Result: Audio → Real-time captions → Saved recording → Transcript → Summary → Interactive Q&A
| Backend | Speed | Accuracy | Languages | GPU Required | Best For |
|---|---|---|---|---|---|
| Vosk | ⚡ Fast | Good | English | No | Real-time captions |
| Parakeet | ⚡ Fast | Excellent | English | Yes | Meetings, speed |
| Whisper | Slower | Excellent | 99+ | Yes | Final transcripts |
| Service | Model | Architecture | Parameters | VRAM | Features |
|---|---|---|---|---|---|
| Whisper | openai/whisper-large-v3-turbo | Transformer (Seq2Seq) | 809M | 1.5GB | Multilingual (99+ languages), native punctuation, timestamps |
| FastConformer | nvidia/stt_en_fastconformer_hybrid_large_streaming_multi | FastConformer (Hybrid RNNT/CTC) | 114M | 2-3GB | Low-latency streaming, cache-aware, native punctuation, English-only |
| Parakeet (Streaming) | nvidia/parakeet-tdt-1.1b | Conformer (TDT-CTC) | 1.1B | 2.0GB | Cache-aware encoder, incremental decoding, English-only |
| Parakeet (Offline) | nvidia/parakeet-rnnt-1.1b | Conformer (RNN-T) | 1.1B | 4.1GB | Higher accuracy, better for final transcripts, English-only |
| Vosk | vosk-model-en-us-0.22 | TDNN-LSTM | ~40M | CPU only | Lightweight, offline, real-time capable |
| VAD (Optional) | silero_vad | LSTM | ~2M | ~50MB | Voice activity detection, skip silence |
| Text Refiner | oliverguhr/spelling-correction-english-base | BERT | 110M | ~500MB | Punctuation & spelling correction |
Notes:
- Transformer: Encoder-decoder architecture (Whisper)

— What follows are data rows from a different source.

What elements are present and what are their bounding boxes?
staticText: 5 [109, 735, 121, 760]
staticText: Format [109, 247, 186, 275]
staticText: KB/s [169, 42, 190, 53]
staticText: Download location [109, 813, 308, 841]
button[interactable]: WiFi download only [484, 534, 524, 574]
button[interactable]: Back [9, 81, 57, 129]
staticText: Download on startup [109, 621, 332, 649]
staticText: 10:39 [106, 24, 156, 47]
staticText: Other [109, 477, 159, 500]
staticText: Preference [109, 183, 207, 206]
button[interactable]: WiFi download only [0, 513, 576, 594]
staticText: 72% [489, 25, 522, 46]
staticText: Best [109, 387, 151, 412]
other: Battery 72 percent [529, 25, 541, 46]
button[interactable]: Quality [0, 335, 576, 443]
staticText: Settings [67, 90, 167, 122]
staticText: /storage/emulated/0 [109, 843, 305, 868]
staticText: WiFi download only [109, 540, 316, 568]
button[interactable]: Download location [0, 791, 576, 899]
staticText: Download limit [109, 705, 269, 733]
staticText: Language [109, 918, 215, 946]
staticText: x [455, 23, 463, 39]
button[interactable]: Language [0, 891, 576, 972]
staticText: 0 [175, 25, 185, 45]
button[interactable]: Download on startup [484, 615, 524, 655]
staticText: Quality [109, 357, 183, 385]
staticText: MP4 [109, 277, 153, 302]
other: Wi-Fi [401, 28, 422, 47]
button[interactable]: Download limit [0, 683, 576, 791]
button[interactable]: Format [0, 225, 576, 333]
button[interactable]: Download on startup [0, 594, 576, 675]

- FastConformer: Optimized Conformer with cache-aware streaming (FastConformer)
- Conformer: CNN + Transformer hybrid for better audio modeling (Parakeet)

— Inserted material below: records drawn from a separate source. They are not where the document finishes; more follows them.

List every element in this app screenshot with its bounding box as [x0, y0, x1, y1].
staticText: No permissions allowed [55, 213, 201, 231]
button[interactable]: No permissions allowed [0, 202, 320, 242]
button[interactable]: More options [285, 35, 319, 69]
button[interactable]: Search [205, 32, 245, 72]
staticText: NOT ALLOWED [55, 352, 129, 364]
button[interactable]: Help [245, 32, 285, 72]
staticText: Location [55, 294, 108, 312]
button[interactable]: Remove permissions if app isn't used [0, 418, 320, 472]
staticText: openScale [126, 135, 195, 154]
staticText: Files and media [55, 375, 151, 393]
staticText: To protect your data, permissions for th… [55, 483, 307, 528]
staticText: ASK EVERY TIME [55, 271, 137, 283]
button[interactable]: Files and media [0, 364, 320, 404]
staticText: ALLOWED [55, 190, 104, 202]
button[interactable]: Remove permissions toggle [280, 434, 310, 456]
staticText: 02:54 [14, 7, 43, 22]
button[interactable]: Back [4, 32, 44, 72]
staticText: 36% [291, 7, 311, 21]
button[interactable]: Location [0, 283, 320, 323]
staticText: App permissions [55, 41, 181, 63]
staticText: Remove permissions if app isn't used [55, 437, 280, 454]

- TDT-CTC: Time-delay Transformer with CTC loss for streaming
- RNN-T: Recurrent Neural Network Transducer for offline transcription
- Hybrid RNNT/CTC: Multitask training with both decoders for better accuracy
- TDNN-LSTM: Time-Delay Neural Network with LSTM (Vosk)
GPU Memory Usage:
- Single ASR model: 1.5-4GB VRAM (varies by model)
- Running 2 models simultaneously: 3.5-6GB VRAM
- All services + LLM: 10-14GB VRAM recommended
Recommended for Streaming:
- FastConformer: Best balance of latency and accuracy (WER 5.4%, 240ms avg latency)
- Parakeet TDT: Good for cache-aware streaming (WER ~6%, higher latency)
- Whisper: Best for multilingual, but higher latency
| Service | Port | Description |
|---|---|---|
| audio-notes | 7860 | Web UI for transcription & analysis |
| fastconformer-asr | 8004 | NVIDIA FastConformer ASR (streaming-optimized) |
| whisper-asr | 8003 | OpenAI Whisper ASR (multilingual) |
| parakeet-asr | 8002 | NVIDIA Parakeet ASR (fast, English) |
| vosk-asr | 8001 | Vosk ASR (CPU, lightweight) |
| text-refiner | 8010 | Punctuation & error correction |
| ollama | 11434 | Local LLM runtime |
| lobe-chat | 3210 | Chat UI for Ollama |
AI-Tools/
├── apps/live-captions/ # Desktop tray app for live captions
├── services/
│ ├── audio-notes/ # Web UI (Gradio)
│ ├── fastconformer/ # FastConformer ASR service (streaming-only)
│ ├── whisper/ # Whisper ASR service
│ ├── parakeet/ # Parakeet ASR service
│ ├── vosk/ # Vosk ASR service
│ └── text-refiner/ # Text post-processing
├── shared/ # Common utilities
├── integration/ # End-to-end tests
└── docker-compose.yaml # Service orchestration
# Run all tests
python -m pytest apps/ services/ shared/ integration/ -v
# Run with coverage
python -m pytest --cov=apps --cov=services --cov=shared
# Lint code
ruff check apps/ services/ shared/MIT License - see LICENSE file for details.